By embracing AI technology, Greater Manchester is setting a powerful example for healthcare innovation, paving the way for faster diagnoses, better outcomes, and a more efficient NHS for the nation.
FINANCE
FCA Explores Pension Support Reforms to Close Advice Gap
The Financial Conduct Authority (FCA) has unveiled a consultation aimed at addressing the growing “advice gap” in the pensions sector, with proposed measures that could significantly reshape how millions of consumers access support for their retirement planning.
These initiatives come as part of a broader effort to ensure individuals can make informed decisions about their pensions, even if they lack access to full financial advice.
The advice gap refers to the lack of affordable and accessible financial advice for many consumers, particularly those with moderate pension pots who are unable or unwilling to pay for comprehensive financial planning.
According to the FCA, this gap has left millions of people navigating complex pension decisions without adequate guidance.
In its press release, the FCA stated; “Around 12 million people are actively contributing to a defined contribution pension. Millions more have a deferred pension, and many of these people could benefit from support.”
What’s Changing?
The FCA’s consultation proposes several targeted measures designed to increase the accessibility of support for pension-related decisions:
Expanding Guidance Services: The FCA is considering broadening the scope of guidance that firms can provide, allowing them to offer more tailored assistance without crossing the line into regulated financial advice.
Simplified Advice Models: By reducing regulatory burdens, the FCA aims to encourage firms to develop cost-effective, simplified advice models tailored to individuals with straightforward needs.
Improved Engagement with Pension Holders: Firms may be required to proactively engage with customers who are at risk of poor retirement outcomes, offering them clear and actionable support.
The FCA’s Executive Director of Consumers and Competition, Sheldon Mills, commented; “We want to make it easier for firms to provide support to consumers making decisions about their pensions.

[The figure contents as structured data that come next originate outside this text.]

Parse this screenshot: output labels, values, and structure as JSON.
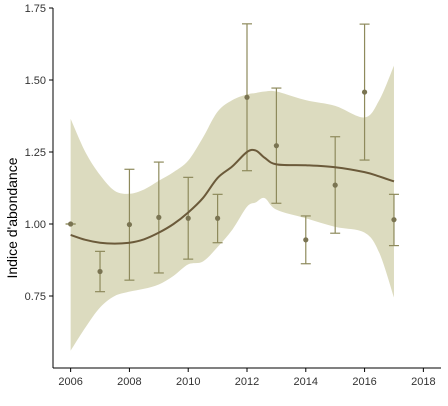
{
  "chart_data": {
    "type": "scatter",
    "xlabel": "",
    "ylabel": "Indice d'abondance",
    "xlim": [
      2005.4,
      2018.6
    ],
    "ylim": [
      0.5,
      1.75
    ],
    "x_ticks": [
      2006,
      2008,
      2010,
      2012,
      2014,
      2016,
      2018
    ],
    "x_tick_labels": [
      "2006",
      "2008",
      "2010",
      "2012",
      "2014",
      "2016",
      "2018"
    ],
    "y_ticks": [
      0.75,
      1.0,
      1.25,
      1.5,
      1.75
    ],
    "y_tick_labels": [
      "0.75",
      "1.00",
      "1.25",
      "1.50",
      "1.75"
    ],
    "grid": false,
    "points": [
      {
        "x": 2006,
        "y": 1.0,
        "ymin": 1.0,
        "ymax": 1.0
      },
      {
        "x": 2007,
        "y": 0.835,
        "ymin": 0.765,
        "ymax": 0.905
      },
      {
        "x": 2008,
        "y": 0.998,
        "ymin": 0.805,
        "ymax": 1.19
      },
      {
        "x": 2009,
        "y": 1.023,
        "ymin": 0.83,
        "ymax": 1.215
      },
      {
        "x": 2010,
        "y": 1.02,
        "ymin": 0.878,
        "ymax": 1.162
      },
      {
        "x": 2011,
        "y": 1.02,
        "ymin": 0.935,
        "ymax": 1.103
      },
      {
        "x": 2012,
        "y": 1.44,
        "ymin": 1.185,
        "ymax": 1.695
      },
      {
        "x": 2013,
        "y": 1.272,
        "ymin": 1.072,
        "ymax": 1.472
      },
      {
        "x": 2014,
        "y": 0.945,
        "ymin": 0.862,
        "ymax": 1.028
      },
      {
        "x": 2015,
        "y": 1.135,
        "ymin": 0.968,
        "ymax": 1.303
      },
      {
        "x": 2016,
        "y": 1.458,
        "ymin": 1.222,
        "ymax": 1.694
      },
      {
        "x": 2017,
        "y": 1.015,
        "ymin": 0.925,
        "ymax": 1.103
      }
    ],
    "trend": {
      "x": [
        2006,
        2006.5,
        2007,
        2007.5,
        2008,
        2008.5,
        2009,
        2009.5,
        2010,
        2010.5,
        2011,
        2011.5,
        2012,
        2012.3,
        2012.6,
        2013,
        2014,
        2015,
        2016,
        2016.5,
        2017
      ],
      "y": [
        0.962,
        0.945,
        0.935,
        0.932,
        0.935,
        0.947,
        0.97,
        1.0,
        1.04,
        1.09,
        1.16,
        1.2,
        1.25,
        1.255,
        1.23,
        1.207,
        1.204,
        1.197,
        1.18,
        1.165,
        1.148
      ],
      "lower": [
        0.56,
        0.64,
        0.71,
        0.75,
        0.765,
        0.775,
        0.79,
        0.82,
        0.86,
        0.87,
        0.92,
        0.98,
        1.06,
        1.075,
        1.09,
        1.05,
        1.02,
        0.99,
        0.97,
        0.9,
        0.745
      ],
      "upper": [
        1.365,
        1.25,
        1.17,
        1.115,
        1.105,
        1.12,
        1.15,
        1.18,
        1.22,
        1.3,
        1.39,
        1.43,
        1.45,
        1.455,
        1.46,
        1.46,
        1.43,
        1.41,
        1.37,
        1.43,
        1.55
      ]
    },
    "colors": {
      "ribbon": "#dcdbbf",
      "trend": "#6b5a3a",
      "point": "#7a7452",
      "errorbar": "#8e8a5c"
    }
  }
}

We also want consumers to have better information and support tailored to their needs, and accessible at the right time.”
Why It Matters?
These proposals are expected to benefit a wide range of consumers, particularly those approaching retirement who need help navigating decisions about drawdown options, annuities, or investment strategies.
The FCA’s measures also aim to foster greater trust in the financial advice market by making support more transparent and accessible.
Professional Adviser highlighted the challenge of balancing accessibility and protection, noting; “Consumers are often left in a position where they need help but can’t afford or don’t want to pay for regulated advice. These measures could provide a middle ground that works for both consumers and firms.”
For firms, the changes represent an opportunity to innovate and capture a segment of the market that has been underserved. By adopting simplified advice models, firms can enhance customer relationships and build long-term loyalty, while contributing to better retirement outcomes across the board.
Industry Reactions
While the proposals have been broadly welcomed as a step in the right direction, some concerns remain about their practical implementation.
Industry leaders have highlighted the importance of ensuring that any new measures maintain high standards of consumer protection, particularly as firms experiment with new advice delivery models.
Professional Adviser further noted; “The FCA will need to strike the right balance between encouraging innovation and maintaining robust consumer safeguards.”
The FCA’s consultation will remain open until 2025, providing stakeholders an opportunity to share their views on the proposed changes. Following this, the FCA will refine its approach and introduce final rules and guidance aimed at closing the advice gap effectively.